MOTIVATION
Sur l'irrecevabilité de la requête à défaut de registre de rétention complet
L'article R. 743-2 du code de l'entrée et du séjour des étrangers et du droit d'asile prévoit que lorsque la requête est formée par l'autorité administrative, elle est accompagnée de toutes pièces justificatives utiles, notamment une copie du registre prévu à l'article L. 744-2 précité.
Il résulte de l'article L.744-2 du même code que l'autorité administrative, d'une part, tient à jour un registre relatif aux personnes retenues, d'autre part, tient à la disposition des personnes qui en font la demande les éléments d'information concernant les date et heure du début du placement de chaque étranger en rétention, le lieu exact de celle-ci ainsi que les date et heure des décisions de prolongation.
Le juge, gardien de la liberté individuelle, doit s'assurer par tous moyens, et notamment d'après les mentions figurant au registre, émargé par l'étranger, que celui-ci a été, au moment de la notification de la décision de placement en rétention, pleinement informé des droits qui lui sont reconnus et placé en mesure de les faire valoir ainsi que de les exercer effectivement (1re Civ., 31 janvier 2006, pourvoi n° 04-50.093).

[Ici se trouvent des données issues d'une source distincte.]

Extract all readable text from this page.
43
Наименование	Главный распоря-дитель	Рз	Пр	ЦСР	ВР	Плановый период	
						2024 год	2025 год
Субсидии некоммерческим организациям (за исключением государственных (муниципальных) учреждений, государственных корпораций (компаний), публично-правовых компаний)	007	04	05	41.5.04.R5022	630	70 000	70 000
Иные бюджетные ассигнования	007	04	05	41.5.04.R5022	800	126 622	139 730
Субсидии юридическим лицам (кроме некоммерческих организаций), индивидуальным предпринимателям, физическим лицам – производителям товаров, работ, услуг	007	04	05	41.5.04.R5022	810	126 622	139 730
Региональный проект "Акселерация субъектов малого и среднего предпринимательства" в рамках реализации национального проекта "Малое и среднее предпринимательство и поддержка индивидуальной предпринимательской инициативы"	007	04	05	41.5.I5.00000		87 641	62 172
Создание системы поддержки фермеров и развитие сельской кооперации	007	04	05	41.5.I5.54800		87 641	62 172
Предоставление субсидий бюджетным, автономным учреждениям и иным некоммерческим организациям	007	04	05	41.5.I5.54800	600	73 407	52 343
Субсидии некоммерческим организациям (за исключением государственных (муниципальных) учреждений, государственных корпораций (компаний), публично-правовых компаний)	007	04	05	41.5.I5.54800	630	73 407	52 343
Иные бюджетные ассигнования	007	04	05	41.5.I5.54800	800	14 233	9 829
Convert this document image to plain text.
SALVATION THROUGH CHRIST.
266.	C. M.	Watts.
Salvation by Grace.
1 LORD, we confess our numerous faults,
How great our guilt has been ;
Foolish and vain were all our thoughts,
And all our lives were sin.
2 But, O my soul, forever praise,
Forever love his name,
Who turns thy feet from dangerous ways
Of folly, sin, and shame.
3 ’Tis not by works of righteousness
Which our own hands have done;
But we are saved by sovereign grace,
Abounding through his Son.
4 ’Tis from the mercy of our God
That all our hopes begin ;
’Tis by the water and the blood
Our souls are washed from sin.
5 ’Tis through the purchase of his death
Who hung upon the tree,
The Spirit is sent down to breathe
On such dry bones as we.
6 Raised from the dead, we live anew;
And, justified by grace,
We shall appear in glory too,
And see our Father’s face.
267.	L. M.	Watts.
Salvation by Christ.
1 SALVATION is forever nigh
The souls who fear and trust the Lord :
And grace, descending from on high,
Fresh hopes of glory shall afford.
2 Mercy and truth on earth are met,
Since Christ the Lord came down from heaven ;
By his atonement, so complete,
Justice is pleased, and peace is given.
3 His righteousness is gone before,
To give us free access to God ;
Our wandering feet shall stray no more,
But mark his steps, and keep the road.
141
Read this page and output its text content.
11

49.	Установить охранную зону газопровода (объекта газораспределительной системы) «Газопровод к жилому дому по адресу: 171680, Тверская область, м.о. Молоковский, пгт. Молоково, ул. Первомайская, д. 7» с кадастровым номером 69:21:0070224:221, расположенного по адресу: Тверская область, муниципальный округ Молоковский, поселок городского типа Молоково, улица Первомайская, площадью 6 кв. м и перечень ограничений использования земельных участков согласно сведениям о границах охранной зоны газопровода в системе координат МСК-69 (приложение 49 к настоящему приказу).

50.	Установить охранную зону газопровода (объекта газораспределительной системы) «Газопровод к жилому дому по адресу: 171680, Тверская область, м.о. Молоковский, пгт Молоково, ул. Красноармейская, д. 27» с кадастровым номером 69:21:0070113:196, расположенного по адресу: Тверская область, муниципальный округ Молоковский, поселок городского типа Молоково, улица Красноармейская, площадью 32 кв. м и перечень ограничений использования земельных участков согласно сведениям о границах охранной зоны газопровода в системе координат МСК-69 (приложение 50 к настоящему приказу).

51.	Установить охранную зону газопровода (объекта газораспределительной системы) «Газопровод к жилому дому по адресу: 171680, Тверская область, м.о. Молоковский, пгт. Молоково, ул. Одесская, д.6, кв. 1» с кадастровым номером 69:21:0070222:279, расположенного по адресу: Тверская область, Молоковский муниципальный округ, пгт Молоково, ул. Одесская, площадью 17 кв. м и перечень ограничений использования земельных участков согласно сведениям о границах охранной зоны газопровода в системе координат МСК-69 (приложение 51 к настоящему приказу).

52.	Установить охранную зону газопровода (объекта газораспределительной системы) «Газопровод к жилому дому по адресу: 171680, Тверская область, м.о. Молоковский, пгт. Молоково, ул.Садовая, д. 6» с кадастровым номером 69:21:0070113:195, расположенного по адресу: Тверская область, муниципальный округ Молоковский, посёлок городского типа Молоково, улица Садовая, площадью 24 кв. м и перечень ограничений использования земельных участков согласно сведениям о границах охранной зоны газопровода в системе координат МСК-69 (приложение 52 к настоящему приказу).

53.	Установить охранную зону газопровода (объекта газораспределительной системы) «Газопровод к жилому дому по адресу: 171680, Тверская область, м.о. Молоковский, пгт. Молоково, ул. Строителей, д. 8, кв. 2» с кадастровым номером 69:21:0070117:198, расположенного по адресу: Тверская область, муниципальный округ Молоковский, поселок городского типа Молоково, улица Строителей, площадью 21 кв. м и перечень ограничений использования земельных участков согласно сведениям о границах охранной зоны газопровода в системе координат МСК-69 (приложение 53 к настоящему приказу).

Par ailleurs, le registre doit être actualisé et la non-production d'une copie actualisée, permettant un contrôle de l'effectivité de l'exercice des droits reconnus à l'étranger au cours de la mesure de rétention, constitue une fin de non-recevoir pouvant être accueillie sans que celui qui l'invoque ait à justifier d'un grief (1ère Civ., 5 juin 2024, pourvoi n° 23-10.130, 1ère Civ., 5 juin 2024, pourvoi n° 22-23.567).
Enfin, il ne peut être suppléé à l'absence de ces pièces justificatives utiles par leur seule communication à l'audience, sauf s'il est justifié de l'impossibilité de les joindre à la requête (1re Civ., 26 octobre 2022, pourvoi n° 21-19.352).
En l'espèce, il ressort des pièces du dossier que la préfecture de police n'a transmis qu'une copie partielle du registre de rétention lors de la saisine du magistrat du siège chargé du contrôle des mesures restrictives et privatives de liberté.
Ne figure pas, en particulier, la page sur laquelle figurent les recours devant le tribunal administratif à l'encontre de la mesure d'éloignement, et les éventuelles demandes d'asile.
Si la préfecture soutient que les articles R. 742-1 et R. 743-2 du code de l'entrée et du séjour des étrangers et du droit d'asile n'imposent plus la production du registre à peine d'irrecevabilité, ces dispositions n'ont pas été modifiées et exigent la communication de toutes les pièces utiles au contrôle du juge, au nombre desquelles figure nécessairement le registre de rétention.
En outre, aucun motif n'est invoqué pour justifier l'absence de transmission intégrale et actualisée du registre. La circonstance que certaines mentions relatives aux prolongations ne concerneraient pas encore l'intéressé est sans incidence, dès lors que cette carence ne permettait pas au juge de vérifier utilement l'effectivité des droits reconnus à M. [M] [X] au cours de la mesure de rétention.
C'est donc à bon droit que le premier juge a retenu l'irrecevabilité de la requête préfectorale et il convient, en conséquence, de confirmer l'ordonnance entreprise.